En contact avec les usagers, les Spanc se doivent d’être neutres en matière de conseil sur les différentes installations. « Le technicien doit transmettre toutes les informations suffisantes et nécessaires pour que l’usager fasse le bon choix mais en restant neutre et sans se substituer à un bureau d’études« , précise Sandrine Potier-Moreau, chef de service assainissement non collectif pour la Fédération nationale des collectivités concédantes et régies (FNCCR).

Une récente étude de l’Irstea risque de compliquer leur approche. En cherchant à identifier l’efficacité des dispositifs d’ANC, l’étude a démontré que sur les 21 types de dispositifs étudiés, seuls cinq présentent des résultats acceptables en matière de qualité de traitement des eaux, alors qu’elles ont été agréées par l’Etat. « Nous nous sentons trahis par le système de l’agrément car les tests sur un banc d’essai ne correspondent pas forcément à ce qui est représentatif de la réalité« , soulève Mallorie Carreau. Certaines collectivités craignent ainsi que leur responsabilité soit engagée sur des projets validés par le Spanc mais qui pourraient aboutir à des dysfonctionnements dans le traitement des eaux. « La mission d’un spanc est de vérifier que le dispositif est conforme à la réglementation« , rassure toutefois Sandrine Potier-Moreau de la FNCCR.

Une autre inquiétude émerge quant à la suite de cet agrément. « Si l’Etat décide de déclasser ces systèmes, nous allons être confrontés à l’incompréhension des propriétaires, car dans ce cas lors du contrôle nous donnerons un avis négatif à un système qui auparavant était accepté« , pointe Frédérique Pfister, technicienne spanc du Syndicat des eaux du Bassin de l’Ardèche.

Vers une homogénéisation des pratiques et des compétences

Autre difficulté que le service doit dépasser : la disparité dans le fonctionnement entre les différents spanc. « Nous devons respecter les règles de l’art de l’assainissement non collectif mais chaque spanc a sa propre interprétation, il faudrait un document officiel qui puisse faire référence à des normes techniques« , estime Laurent Desmytter, responsable technique ressource en eau et animation des actions transverses du département de l’Allier.
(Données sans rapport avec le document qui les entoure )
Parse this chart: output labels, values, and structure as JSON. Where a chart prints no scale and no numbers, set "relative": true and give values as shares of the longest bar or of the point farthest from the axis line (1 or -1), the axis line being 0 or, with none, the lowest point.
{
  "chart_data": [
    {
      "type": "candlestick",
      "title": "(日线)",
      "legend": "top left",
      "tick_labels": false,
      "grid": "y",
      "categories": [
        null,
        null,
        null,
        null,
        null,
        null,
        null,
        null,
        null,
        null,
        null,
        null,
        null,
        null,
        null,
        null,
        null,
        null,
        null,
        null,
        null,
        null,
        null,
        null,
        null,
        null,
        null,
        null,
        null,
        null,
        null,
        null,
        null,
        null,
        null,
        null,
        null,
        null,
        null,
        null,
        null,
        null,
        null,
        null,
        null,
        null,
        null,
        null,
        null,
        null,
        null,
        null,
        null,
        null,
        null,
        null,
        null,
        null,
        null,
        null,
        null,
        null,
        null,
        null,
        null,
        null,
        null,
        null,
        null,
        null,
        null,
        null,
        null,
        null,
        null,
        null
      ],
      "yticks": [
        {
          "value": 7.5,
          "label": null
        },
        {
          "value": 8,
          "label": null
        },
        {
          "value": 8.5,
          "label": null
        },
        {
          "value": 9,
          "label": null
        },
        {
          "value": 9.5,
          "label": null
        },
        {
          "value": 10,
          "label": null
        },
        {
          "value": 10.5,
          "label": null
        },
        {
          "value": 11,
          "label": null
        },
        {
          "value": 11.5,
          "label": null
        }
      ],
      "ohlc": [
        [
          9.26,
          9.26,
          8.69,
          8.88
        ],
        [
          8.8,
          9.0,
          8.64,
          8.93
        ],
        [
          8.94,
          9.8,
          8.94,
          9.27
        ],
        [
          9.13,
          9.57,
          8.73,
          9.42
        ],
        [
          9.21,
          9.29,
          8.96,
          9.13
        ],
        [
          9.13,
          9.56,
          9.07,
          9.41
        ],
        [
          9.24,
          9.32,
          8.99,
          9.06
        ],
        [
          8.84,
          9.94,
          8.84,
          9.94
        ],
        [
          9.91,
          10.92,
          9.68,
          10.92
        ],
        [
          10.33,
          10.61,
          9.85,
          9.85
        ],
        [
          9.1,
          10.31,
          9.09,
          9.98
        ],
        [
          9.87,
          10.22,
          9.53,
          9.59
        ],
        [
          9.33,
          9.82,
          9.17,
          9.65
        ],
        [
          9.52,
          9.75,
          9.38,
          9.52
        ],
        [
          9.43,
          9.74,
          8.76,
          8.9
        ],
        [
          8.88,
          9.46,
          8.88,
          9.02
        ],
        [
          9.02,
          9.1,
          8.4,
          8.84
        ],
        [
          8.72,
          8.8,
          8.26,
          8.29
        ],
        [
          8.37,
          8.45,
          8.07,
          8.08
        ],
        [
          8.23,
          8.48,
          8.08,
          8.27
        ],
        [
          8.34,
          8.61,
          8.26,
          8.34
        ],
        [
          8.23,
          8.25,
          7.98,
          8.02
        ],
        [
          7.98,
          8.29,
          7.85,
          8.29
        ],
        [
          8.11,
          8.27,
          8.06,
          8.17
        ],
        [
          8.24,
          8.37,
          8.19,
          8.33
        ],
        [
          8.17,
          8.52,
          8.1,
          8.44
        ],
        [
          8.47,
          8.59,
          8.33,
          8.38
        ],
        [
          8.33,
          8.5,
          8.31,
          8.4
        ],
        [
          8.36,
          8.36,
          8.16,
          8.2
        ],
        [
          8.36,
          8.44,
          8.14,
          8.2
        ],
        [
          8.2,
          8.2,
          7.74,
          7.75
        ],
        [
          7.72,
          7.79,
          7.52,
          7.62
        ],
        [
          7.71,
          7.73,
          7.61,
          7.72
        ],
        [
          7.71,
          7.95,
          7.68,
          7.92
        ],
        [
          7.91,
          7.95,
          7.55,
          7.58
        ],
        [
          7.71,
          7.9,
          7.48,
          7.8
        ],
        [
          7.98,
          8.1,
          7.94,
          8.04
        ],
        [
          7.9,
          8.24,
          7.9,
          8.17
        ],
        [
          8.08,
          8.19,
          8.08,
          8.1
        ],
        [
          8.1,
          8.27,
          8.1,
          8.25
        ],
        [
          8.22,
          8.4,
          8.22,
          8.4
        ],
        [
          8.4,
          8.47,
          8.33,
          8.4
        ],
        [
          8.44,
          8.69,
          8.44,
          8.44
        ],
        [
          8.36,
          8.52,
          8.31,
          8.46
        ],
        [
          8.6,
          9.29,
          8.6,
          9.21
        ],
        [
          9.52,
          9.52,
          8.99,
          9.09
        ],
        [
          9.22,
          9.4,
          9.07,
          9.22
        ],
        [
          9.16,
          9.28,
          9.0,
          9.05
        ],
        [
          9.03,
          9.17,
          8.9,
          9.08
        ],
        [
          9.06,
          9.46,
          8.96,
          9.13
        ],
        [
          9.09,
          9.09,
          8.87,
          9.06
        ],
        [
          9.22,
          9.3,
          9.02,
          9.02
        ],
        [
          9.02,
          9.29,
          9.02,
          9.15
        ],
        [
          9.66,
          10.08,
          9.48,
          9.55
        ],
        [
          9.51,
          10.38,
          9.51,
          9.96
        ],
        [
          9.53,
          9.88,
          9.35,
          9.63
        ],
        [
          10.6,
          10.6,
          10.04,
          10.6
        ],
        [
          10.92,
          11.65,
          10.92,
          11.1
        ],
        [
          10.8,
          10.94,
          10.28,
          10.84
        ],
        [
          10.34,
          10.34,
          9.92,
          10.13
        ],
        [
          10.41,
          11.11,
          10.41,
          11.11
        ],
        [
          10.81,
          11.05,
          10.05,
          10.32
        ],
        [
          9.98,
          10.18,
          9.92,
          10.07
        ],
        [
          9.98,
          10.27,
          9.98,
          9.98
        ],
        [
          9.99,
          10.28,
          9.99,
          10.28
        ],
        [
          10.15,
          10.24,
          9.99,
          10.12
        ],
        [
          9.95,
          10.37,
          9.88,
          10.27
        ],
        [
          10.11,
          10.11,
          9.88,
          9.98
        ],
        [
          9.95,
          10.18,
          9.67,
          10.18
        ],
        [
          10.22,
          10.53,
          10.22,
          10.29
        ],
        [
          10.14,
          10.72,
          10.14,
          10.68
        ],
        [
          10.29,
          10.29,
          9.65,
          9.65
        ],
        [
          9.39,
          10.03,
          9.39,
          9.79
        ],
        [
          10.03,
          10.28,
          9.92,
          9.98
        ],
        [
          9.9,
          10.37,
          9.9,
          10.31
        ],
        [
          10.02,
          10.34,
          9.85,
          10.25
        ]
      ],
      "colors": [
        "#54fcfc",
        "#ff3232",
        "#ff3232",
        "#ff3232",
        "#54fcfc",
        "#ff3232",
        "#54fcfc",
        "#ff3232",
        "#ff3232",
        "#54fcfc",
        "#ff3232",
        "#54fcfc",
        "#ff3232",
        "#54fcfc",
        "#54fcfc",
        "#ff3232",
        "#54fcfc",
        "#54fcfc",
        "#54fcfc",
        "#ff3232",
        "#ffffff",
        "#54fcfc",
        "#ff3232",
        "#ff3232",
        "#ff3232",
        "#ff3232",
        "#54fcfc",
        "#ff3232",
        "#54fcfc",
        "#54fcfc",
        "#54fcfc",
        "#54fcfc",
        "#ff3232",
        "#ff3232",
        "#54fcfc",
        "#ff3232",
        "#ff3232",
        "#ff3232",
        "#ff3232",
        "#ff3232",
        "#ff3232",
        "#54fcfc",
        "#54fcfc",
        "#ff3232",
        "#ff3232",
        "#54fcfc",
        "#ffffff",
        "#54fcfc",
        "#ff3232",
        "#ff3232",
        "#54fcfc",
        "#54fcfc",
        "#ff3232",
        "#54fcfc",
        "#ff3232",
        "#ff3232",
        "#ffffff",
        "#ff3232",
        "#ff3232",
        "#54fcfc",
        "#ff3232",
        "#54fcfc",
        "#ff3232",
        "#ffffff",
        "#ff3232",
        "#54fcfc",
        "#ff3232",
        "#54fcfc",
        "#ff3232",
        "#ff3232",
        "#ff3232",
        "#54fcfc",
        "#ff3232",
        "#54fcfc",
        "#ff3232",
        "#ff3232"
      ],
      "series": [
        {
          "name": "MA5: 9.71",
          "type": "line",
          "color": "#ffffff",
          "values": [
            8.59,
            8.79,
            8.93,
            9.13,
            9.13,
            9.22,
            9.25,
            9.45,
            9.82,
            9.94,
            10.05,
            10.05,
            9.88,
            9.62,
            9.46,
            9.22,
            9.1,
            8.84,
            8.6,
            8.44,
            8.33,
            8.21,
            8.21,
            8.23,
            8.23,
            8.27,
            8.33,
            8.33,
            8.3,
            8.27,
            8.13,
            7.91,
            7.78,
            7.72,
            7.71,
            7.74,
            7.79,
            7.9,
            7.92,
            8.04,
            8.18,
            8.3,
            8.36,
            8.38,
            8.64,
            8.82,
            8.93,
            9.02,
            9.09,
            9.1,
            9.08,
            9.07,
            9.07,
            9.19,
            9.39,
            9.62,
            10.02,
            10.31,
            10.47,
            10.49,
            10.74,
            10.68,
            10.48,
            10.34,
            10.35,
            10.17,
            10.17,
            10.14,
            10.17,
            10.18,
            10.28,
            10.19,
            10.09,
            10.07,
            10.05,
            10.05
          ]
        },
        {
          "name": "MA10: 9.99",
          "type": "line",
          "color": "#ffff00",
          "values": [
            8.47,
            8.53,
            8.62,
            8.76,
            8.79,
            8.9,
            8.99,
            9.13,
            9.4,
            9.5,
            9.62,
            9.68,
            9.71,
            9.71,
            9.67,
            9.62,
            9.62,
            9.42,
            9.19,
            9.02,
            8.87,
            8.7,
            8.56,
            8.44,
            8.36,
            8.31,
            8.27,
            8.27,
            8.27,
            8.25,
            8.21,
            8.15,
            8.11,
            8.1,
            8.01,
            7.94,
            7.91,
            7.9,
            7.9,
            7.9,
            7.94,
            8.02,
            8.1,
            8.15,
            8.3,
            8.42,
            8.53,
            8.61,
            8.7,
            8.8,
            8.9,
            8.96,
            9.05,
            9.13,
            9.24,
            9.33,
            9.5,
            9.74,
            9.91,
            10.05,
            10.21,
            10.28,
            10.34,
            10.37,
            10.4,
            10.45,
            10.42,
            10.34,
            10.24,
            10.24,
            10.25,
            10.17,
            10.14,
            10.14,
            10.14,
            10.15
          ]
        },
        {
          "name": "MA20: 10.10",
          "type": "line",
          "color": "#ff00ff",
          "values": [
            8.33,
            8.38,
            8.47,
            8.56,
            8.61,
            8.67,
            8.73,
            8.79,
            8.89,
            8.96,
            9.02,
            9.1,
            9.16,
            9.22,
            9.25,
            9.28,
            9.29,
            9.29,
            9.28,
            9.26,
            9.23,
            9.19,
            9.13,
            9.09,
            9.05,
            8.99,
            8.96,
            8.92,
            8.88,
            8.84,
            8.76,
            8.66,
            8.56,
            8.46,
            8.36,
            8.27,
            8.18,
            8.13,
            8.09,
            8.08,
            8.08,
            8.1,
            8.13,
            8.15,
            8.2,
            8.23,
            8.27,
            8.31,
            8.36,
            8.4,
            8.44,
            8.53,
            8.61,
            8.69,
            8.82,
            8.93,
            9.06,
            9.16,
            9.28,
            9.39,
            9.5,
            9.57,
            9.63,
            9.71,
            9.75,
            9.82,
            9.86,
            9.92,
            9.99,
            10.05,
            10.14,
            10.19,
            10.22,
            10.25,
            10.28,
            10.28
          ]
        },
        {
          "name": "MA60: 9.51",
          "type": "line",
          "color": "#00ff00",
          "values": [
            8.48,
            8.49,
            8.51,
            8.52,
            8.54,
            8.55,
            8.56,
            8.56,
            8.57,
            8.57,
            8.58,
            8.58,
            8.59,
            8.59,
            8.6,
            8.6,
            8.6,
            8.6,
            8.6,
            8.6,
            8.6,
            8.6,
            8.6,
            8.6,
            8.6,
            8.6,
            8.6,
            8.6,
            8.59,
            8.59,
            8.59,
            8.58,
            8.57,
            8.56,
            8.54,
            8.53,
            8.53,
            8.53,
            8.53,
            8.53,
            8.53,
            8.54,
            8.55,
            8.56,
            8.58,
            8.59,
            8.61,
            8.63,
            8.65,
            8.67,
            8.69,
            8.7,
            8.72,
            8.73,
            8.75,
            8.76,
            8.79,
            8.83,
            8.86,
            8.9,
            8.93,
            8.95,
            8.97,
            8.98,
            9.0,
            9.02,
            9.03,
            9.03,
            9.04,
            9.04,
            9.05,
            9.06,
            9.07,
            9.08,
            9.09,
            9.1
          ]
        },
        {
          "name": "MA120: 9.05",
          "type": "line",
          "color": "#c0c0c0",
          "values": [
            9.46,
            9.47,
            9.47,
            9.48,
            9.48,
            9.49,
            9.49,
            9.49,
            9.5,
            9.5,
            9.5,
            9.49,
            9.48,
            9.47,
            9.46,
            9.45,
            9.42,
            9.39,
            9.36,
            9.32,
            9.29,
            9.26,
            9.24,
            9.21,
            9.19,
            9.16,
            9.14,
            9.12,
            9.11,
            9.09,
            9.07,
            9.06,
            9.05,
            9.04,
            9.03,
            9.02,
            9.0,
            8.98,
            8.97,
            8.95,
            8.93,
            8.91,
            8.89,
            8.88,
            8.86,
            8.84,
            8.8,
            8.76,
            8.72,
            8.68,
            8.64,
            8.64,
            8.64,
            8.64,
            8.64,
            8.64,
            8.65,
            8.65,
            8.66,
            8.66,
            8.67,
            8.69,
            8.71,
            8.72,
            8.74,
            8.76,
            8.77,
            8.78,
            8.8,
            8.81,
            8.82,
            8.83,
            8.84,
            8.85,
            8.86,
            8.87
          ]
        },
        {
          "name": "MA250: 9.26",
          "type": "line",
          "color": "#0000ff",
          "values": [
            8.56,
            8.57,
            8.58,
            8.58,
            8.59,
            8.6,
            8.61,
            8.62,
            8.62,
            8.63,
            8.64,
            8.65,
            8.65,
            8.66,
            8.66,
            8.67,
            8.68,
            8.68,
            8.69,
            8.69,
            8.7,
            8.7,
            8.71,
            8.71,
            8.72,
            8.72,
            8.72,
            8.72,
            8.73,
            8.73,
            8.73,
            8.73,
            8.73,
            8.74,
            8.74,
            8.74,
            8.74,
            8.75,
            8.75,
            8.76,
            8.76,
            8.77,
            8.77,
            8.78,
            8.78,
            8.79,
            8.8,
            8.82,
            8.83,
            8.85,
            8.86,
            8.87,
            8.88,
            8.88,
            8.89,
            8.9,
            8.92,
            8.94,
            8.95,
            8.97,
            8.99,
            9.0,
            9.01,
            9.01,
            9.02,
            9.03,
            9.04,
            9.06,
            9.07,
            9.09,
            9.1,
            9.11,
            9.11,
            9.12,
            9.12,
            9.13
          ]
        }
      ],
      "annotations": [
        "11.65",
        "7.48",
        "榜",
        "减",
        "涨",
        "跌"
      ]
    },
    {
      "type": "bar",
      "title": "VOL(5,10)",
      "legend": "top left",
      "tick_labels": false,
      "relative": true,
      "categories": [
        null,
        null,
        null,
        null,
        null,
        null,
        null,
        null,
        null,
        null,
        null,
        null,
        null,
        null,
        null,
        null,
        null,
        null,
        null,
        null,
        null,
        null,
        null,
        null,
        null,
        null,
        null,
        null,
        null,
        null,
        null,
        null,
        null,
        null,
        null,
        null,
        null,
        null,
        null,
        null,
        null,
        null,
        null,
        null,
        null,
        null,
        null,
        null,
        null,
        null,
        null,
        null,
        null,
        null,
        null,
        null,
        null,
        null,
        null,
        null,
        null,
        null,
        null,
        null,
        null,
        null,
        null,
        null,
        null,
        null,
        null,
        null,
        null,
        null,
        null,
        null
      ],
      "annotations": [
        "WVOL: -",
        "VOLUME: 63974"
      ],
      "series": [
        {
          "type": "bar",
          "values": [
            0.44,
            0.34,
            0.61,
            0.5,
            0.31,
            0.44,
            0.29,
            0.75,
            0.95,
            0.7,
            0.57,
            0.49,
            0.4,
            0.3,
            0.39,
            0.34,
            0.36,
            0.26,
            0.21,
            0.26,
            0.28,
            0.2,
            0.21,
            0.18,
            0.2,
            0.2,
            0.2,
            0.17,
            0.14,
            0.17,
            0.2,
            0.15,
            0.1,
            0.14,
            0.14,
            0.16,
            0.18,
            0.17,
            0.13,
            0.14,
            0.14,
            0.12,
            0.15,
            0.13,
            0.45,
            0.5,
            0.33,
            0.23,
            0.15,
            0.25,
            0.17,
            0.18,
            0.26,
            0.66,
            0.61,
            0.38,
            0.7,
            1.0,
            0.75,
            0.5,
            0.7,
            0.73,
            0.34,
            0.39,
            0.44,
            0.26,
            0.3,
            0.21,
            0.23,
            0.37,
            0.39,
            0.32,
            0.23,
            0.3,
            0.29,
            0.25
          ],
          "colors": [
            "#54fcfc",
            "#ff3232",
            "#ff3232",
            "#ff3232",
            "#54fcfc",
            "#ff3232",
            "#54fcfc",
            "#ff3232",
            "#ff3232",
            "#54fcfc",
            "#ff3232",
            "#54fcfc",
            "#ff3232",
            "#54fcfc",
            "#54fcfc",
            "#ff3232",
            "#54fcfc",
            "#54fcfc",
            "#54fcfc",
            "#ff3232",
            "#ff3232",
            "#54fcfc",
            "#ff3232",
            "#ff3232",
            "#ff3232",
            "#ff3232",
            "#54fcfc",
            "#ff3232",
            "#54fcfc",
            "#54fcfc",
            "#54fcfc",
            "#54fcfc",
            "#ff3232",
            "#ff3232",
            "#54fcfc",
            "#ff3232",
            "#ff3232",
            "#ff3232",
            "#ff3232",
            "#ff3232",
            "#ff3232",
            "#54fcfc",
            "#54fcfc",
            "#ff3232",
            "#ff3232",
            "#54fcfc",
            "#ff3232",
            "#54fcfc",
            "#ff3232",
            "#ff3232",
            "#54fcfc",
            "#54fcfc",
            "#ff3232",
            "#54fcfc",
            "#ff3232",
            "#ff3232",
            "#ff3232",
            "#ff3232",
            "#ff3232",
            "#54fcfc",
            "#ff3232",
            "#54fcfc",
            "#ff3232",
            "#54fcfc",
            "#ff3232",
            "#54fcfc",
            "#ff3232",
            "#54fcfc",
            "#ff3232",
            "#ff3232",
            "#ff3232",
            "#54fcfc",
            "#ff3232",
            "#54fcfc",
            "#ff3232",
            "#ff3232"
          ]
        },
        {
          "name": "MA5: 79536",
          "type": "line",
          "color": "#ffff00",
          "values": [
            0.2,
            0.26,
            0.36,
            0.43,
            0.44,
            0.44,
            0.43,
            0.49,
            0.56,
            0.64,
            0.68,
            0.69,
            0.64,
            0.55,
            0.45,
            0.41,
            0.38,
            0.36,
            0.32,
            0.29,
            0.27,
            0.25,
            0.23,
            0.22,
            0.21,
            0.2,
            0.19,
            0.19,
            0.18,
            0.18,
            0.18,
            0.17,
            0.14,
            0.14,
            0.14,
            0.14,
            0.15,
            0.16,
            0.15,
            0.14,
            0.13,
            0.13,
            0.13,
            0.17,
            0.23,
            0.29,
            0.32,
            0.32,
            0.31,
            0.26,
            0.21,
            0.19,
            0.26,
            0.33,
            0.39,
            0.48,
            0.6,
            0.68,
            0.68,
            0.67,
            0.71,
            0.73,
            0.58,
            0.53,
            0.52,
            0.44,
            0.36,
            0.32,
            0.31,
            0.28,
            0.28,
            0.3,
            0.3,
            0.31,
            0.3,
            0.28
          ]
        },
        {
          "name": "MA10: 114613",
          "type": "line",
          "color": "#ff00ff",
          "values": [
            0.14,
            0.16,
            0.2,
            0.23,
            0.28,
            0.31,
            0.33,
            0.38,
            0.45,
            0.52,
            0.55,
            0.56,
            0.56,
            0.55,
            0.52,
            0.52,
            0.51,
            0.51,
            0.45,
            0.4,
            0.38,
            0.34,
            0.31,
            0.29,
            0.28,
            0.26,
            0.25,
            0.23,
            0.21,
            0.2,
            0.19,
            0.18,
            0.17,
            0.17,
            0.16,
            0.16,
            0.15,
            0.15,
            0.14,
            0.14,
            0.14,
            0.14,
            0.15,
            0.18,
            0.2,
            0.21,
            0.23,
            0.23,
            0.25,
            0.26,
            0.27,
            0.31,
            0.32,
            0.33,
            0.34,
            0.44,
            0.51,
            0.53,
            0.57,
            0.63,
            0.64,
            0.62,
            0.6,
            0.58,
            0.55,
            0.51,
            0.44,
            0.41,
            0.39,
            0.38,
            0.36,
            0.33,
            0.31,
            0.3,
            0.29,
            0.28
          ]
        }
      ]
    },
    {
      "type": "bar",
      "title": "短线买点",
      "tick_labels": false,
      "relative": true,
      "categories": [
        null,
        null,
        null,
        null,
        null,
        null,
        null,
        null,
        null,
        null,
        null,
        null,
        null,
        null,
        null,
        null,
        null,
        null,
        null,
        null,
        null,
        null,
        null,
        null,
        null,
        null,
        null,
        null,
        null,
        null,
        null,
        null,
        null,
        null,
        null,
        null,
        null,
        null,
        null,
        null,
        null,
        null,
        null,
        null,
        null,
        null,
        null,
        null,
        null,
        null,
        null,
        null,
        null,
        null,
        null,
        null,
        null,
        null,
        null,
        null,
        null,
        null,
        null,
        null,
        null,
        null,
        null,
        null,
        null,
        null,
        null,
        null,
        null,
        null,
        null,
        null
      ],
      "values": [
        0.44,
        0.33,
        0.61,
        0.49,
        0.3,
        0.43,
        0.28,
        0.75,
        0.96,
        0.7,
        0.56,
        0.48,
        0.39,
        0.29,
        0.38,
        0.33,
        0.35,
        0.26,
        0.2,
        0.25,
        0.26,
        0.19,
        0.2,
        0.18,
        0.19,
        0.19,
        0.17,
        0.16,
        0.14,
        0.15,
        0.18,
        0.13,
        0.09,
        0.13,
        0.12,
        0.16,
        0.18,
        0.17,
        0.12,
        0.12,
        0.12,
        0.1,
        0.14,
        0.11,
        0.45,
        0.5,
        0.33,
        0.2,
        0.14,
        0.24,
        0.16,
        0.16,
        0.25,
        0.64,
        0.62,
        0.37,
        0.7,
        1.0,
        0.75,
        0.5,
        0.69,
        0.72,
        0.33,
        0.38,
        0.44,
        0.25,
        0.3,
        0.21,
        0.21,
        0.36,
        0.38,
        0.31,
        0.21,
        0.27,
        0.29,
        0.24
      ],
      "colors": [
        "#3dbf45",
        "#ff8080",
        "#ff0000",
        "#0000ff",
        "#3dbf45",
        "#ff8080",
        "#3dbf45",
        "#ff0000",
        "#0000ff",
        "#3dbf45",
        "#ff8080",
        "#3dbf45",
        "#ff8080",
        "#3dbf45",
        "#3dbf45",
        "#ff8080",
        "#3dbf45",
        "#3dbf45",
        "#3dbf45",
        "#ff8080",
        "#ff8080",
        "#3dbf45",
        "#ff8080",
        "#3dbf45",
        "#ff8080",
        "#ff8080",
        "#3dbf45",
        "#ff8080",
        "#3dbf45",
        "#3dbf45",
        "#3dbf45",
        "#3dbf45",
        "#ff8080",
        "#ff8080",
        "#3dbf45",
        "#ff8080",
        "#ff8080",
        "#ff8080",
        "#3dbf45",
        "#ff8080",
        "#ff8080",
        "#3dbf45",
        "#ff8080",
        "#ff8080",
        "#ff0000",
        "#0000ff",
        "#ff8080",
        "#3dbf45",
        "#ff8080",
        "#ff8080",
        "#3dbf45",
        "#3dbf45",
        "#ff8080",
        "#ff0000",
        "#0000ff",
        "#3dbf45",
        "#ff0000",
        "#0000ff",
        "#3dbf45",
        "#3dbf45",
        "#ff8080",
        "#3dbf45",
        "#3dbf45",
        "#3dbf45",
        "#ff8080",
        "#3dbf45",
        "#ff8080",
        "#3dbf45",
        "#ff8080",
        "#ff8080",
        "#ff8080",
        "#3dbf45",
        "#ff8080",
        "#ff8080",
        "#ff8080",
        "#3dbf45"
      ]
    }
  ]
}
Une culture commune entre les services de l’assainissement non collectif semble donc toujours à construire. « L’hétérogénéité des pratiques constatée aujourd’hui peut s’expliquer par le fait que chaque agent n’a pas la même connaissance, note Sandrine Potier-Moreau. Il y a un turn over important dans le secteur et donc un besoin de formation important dans des domaines très variés : techniques, juridiques et social« .

Le manque de reconnaissance de la profession conduit certains à quitter le métier. Pour Jean Pascal, président du Syndicat des eaux du bassin de l’Ardèche, le salaire n’est pas hauteur de la mission : « L‘Etat n’a pas pris conscience que nous sommes loin des valorisations possibles des agents, il faudrait que les choses évoluent mais en conservant la mission de conseil avec l’indépendance que garantit le service public« .

Le financement du service en question

Des réflexions restent également à mener sur la question des différences de prix du service. « Des calculs réalisés dans le cadre du Plan d’actions national sur l’assainissement non collectif (Pananc) montre que la fourchette s’étale de 80 à 120 euros, indique Laurent Desmytter. Pour les collectivités qui pratiquent des tarifs inférieurs, nous pouvons nous demander si ce ne sont pas d’autres services qui abondent« .

La question du budget des services reste un point sensible notamment dans un contexte de réduction de celui des agences de l’eau. « Si les aides s’arrêtent pour notre bassin, nous allons devoir ajuster et peut-être augmenter les redevances, déplore Mallorie Carreau. Les territoires s’agrandissent et nous devons aller sur le terrain pour contrôler, nous ne pouvons pas réduire nos frais de route« . Pour Jean Pascal (Syndicat des eaux du bassin de l’Ardèche), la solution devra être trouvée ailleurs car « faire progresser les tarifs entraîne une augmentation des impayés« , estime-t-il.